Los ojos de Lihuén se llenaron de lágrimas. No quería que su hija se fuera para siempre a Europa, no podía perderla.
La mujer liberó sus lágrimas y el esposo la abrazó. No creyó necesario explicarle que el derecho de opción que preveía la Constitución argentina involucraba una situación similar: su hija, en caso de conseguirlo, podría transitar por todos los países, excepto volver a la Argentina.
—Por eso tenemos que buscar otra solución. Ahora lo importante es conseguir los papeles, ya falta menos para eso. —Gracias a sus contactos en el diario y a una importante suma de dinero, había logrado tramitar los pasaportes para que ambas mujeres y los chicos emigraran de manera legal.
Durante esos días previos a la partida, Lynette se empeñó en enseñarles lo rudimentario del idioma. Se había tomado el trabajo de escribir algunas frases, su fonética y su traducción, para que pudieran comunicarse.

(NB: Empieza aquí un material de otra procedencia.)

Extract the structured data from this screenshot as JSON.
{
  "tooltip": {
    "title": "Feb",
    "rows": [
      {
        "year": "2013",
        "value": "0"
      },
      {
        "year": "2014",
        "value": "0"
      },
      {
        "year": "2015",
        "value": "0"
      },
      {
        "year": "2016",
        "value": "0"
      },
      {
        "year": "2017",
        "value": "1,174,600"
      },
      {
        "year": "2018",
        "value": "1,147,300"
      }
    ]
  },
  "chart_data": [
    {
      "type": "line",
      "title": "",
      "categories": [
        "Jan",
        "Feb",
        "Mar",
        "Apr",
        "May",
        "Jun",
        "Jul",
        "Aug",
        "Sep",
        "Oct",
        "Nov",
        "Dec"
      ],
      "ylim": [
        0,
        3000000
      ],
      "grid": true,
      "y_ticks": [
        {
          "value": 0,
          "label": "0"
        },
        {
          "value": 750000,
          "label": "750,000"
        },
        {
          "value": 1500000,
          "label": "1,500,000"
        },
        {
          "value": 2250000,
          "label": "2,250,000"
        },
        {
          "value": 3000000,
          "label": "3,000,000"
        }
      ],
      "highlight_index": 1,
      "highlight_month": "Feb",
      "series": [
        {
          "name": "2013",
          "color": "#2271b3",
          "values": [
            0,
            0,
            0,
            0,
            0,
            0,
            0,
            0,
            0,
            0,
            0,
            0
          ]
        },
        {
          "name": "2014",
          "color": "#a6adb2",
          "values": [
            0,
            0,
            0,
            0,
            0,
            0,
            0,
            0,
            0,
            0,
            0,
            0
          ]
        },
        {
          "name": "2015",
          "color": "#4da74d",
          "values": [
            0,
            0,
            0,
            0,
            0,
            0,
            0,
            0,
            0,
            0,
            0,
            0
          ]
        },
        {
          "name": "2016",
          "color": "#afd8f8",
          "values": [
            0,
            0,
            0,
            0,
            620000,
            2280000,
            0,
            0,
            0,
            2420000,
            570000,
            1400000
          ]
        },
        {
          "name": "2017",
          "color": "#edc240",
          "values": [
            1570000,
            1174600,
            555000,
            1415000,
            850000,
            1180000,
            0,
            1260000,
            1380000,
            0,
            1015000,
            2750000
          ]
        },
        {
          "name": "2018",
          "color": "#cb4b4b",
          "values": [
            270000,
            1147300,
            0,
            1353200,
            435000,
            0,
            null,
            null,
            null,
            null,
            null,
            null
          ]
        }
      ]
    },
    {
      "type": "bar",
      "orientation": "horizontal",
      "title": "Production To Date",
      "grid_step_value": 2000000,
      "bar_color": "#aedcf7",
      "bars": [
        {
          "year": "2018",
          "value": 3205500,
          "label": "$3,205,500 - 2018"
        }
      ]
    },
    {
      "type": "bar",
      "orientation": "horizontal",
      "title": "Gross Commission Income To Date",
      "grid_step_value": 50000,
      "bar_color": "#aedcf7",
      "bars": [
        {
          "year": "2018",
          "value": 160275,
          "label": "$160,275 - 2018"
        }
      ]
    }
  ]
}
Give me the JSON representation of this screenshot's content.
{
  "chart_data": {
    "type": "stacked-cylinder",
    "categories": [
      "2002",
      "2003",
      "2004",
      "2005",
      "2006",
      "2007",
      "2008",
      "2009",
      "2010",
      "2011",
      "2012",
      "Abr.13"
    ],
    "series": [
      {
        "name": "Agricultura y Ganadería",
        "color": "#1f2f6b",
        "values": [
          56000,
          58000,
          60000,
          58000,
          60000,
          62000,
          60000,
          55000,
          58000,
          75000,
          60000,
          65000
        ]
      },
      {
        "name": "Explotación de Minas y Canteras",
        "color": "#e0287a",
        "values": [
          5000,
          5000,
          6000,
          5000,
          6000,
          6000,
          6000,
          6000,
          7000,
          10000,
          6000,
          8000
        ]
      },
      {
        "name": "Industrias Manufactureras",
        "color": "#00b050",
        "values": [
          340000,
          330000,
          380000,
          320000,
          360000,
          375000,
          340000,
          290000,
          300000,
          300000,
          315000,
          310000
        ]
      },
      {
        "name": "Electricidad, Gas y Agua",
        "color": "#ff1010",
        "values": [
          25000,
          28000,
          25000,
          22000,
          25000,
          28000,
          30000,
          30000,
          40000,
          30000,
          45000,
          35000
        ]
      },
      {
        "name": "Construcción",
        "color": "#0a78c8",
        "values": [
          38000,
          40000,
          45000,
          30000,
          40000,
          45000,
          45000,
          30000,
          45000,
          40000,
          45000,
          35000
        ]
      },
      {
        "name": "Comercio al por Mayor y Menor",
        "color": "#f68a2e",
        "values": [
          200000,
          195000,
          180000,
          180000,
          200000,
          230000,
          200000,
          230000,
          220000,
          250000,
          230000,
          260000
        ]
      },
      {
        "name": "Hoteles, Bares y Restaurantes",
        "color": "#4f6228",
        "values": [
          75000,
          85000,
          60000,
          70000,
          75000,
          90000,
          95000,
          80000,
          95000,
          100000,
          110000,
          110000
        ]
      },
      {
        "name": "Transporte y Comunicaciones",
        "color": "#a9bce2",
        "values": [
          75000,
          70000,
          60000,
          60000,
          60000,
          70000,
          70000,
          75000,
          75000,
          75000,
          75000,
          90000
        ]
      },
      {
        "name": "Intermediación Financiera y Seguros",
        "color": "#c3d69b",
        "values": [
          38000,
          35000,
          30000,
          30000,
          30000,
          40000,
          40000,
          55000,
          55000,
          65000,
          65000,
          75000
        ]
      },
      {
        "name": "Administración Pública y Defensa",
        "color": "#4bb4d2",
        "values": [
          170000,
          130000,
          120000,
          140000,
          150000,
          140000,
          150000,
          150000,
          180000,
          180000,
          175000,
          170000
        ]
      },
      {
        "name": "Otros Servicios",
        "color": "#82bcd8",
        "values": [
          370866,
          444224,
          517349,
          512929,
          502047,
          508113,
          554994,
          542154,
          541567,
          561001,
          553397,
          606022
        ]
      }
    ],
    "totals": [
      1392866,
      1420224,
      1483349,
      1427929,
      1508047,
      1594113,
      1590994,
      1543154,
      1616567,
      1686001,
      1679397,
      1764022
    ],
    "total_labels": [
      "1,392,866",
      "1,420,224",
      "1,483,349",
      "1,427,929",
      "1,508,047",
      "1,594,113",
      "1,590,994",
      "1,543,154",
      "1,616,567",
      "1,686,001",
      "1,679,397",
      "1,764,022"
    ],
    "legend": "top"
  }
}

Pero Naiquen ni siquiera las había leído y los niños se mostraban apáticos al respecto.
Entre toda la familia habían reunido la mayor cantidad de dinero posible para que las viajeras no pasaran tantas penurias.
Aime presentía que aún faltaban tragedias en esa familia que se iba desmembrando poco a poco. Primero había sido Milagros, que se había ido a París detrás de un amor, y ahora se irían su nieta y su sobrina. Lejos había quedado su hermana Fresia, y la preocupaba no recibir cartas ni noticias. Se aferraba a su marido cuya salud declinaba día a día y se preparaba para el final.
Nehuén se aturdía trabajando, mentalizándose que tanto su adorada hermana como la mujer de la que se había enamorado, tomarían distancia por quién sabía cuánto tiempo. No perdía la esperanza de viajar y tener otra oportunidad, pero de momento no podía hacerlo. Además, ella no se lo permitiría. Entendía que Naiquen debía reponerse y curar sus heridas para renacer como mujer.